2026-02-10 09:16:03 -05:00
parent d47d95e1f0
commit 88e981c013
3 changed files with 4 additions and 3 deletions
--- a/changelog/3697.changed.2.md
+++ b/changelog/3697.changed.2.md
@@ -0,0 +1 @@
+- Update `SonioxSTTService` to set `vad_force_turn_endpoint` to `True`. This setting disabled the turn detection logic available natively in Soniox. Instead, Soniox relies on a local VAD to finalize the transcript. This configuration meaningfully reduces the time to final segment for Soniox. With this setting enabled, Soniox outputs a transcript in ~250ms (median). Pipecat enables smart-turn detection by default using the `LocalSmartTurnAnalyzerV3`. To use the native turn detection logic in Soniox, just set `vad_force_turn_endpoint` to `False`.
--- a/examples/foundational/07za-interruptible-soniox.py
+++ b/examples/foundational/07za-interruptible-soniox.py
@@ -53,7 +53,6 @@ async def run_bot(transport: BaseTransport, runner_args: RunnerArguments):

    stt = SonioxSTTService(
        api_key=os.getenv("SONIOX_API_KEY"),
-        vad_force_turn_endpoint=True,
        params=SonioxInputParams(
            language_hints=[Language.EN],
            language_hints_strict=True,
--- a/src/pipecat/services/soniox/stt.py
+++ b/src/pipecat/services/soniox/stt.py
@@ -152,7 +152,7 @@ class SonioxSTTService(WebsocketSTTService):
        url: str = "wss://stt-rt.soniox.com/transcribe-websocket",
        sample_rate: Optional[int] = None,
        params: Optional[SonioxInputParams] = None,
-        vad_force_turn_endpoint: bool = False,
+        vad_force_turn_endpoint: bool = True,
        ttfs_p99_latency: Optional[float] = SONIOX_TTFS_P99,
        **kwargs,
    ):
@@ -164,7 +164,8 @@ class SonioxSTTService(WebsocketSTTService):
            sample_rate: Audio sample rate.
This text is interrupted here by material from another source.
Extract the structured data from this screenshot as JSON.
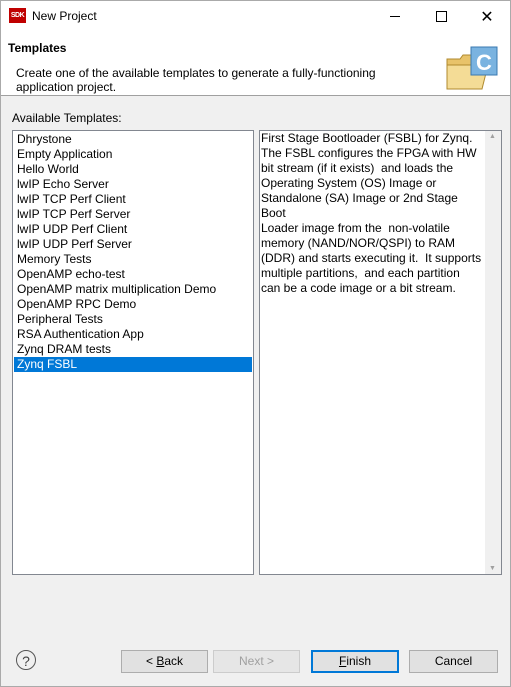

            params: Additional configuration parameters, such as language hints, context and
                speaker diarization.
-            vad_force_turn_endpoint: Listen to `VADUserStoppedSpeakingFrame` to send finalize message to Soniox. If disabled, Soniox will detect the end of the speech.
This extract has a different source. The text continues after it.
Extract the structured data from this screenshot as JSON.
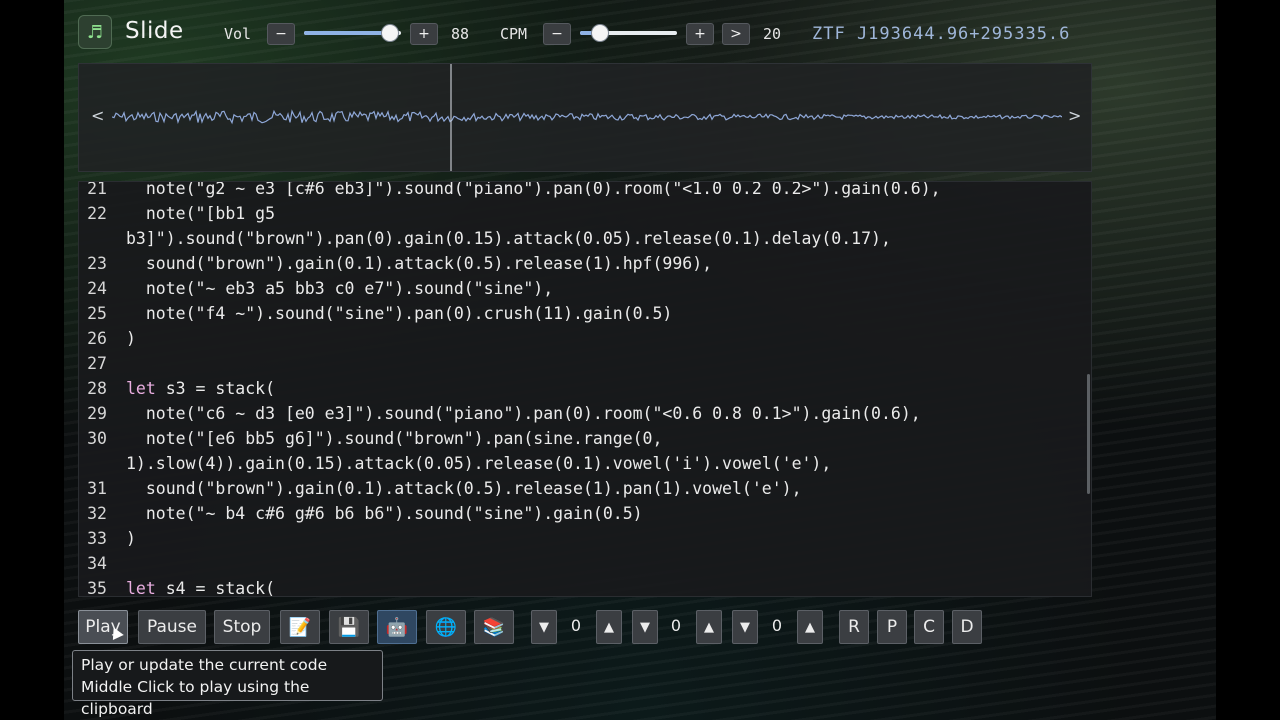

+            vad_force_turn_endpoint: Listen to `VADUserStoppedSpeakingFrame` to send finalize message to Soniox.
+                If disabled, Soniox will detect the end of the speech. Defaults to True.
            ttfs_p99_latency: P99 latency from speech end to final transcript in seconds.
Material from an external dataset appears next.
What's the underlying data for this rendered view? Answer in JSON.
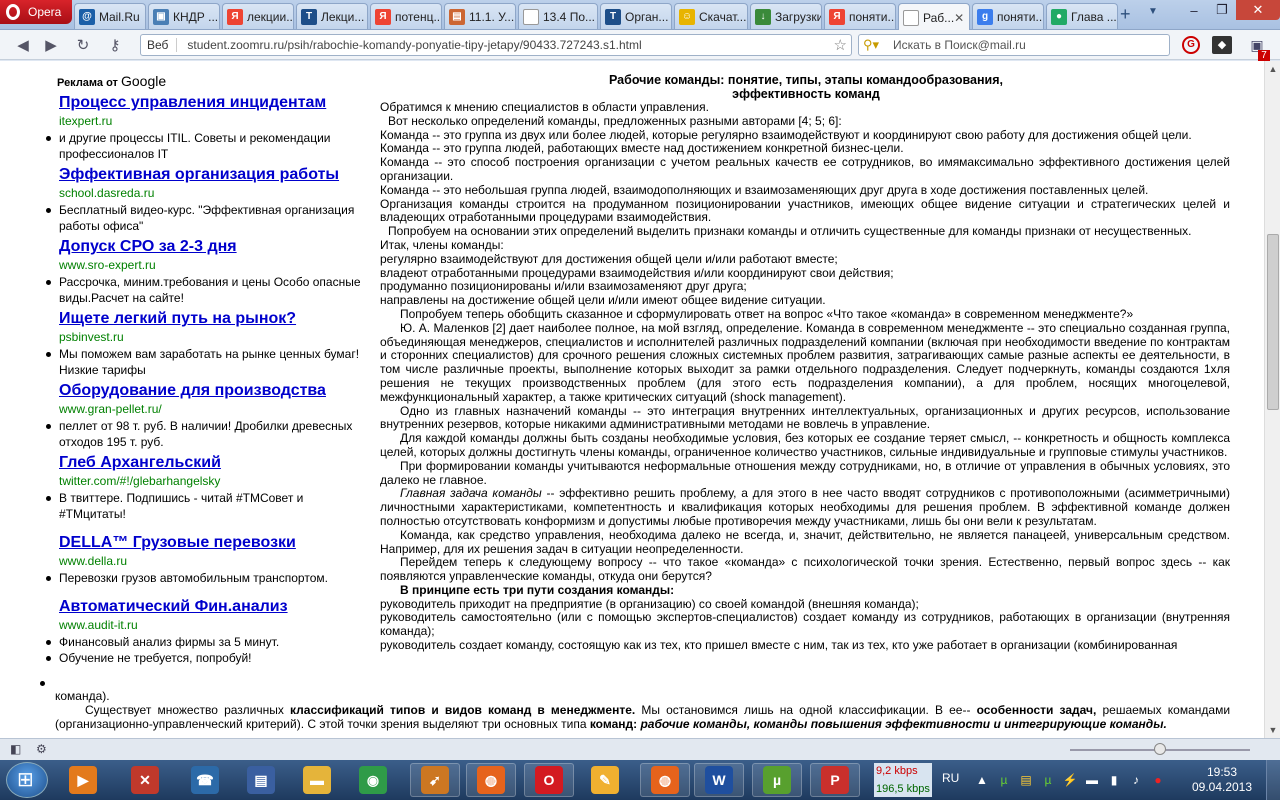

                Override for your deployment. See https://github.com/pipecat-ai/stt-benchmark
            **kwargs: Additional arguments passed to the STTService.
				`@@ -0,0 +1 @@`
				- Update `SonioxSTTService` to set `vad_force_turn_endpoint` to `True`. This setting disabled the turn detection logic available natively in Soniox. Instead, Soniox relies on a local VAD to finalize the transcript. This configuration meaningfully reduces the time to final segment for Soniox. With this setting enabled, Soniox outputs a transcript in ~250ms (median). Pipecat enables smart-turn detection by default using the `LocalSmartTurnAnalyzerV3`. To use the native turn detection logic in Soniox, just set `vad_force_turn_endpoint` to `False`.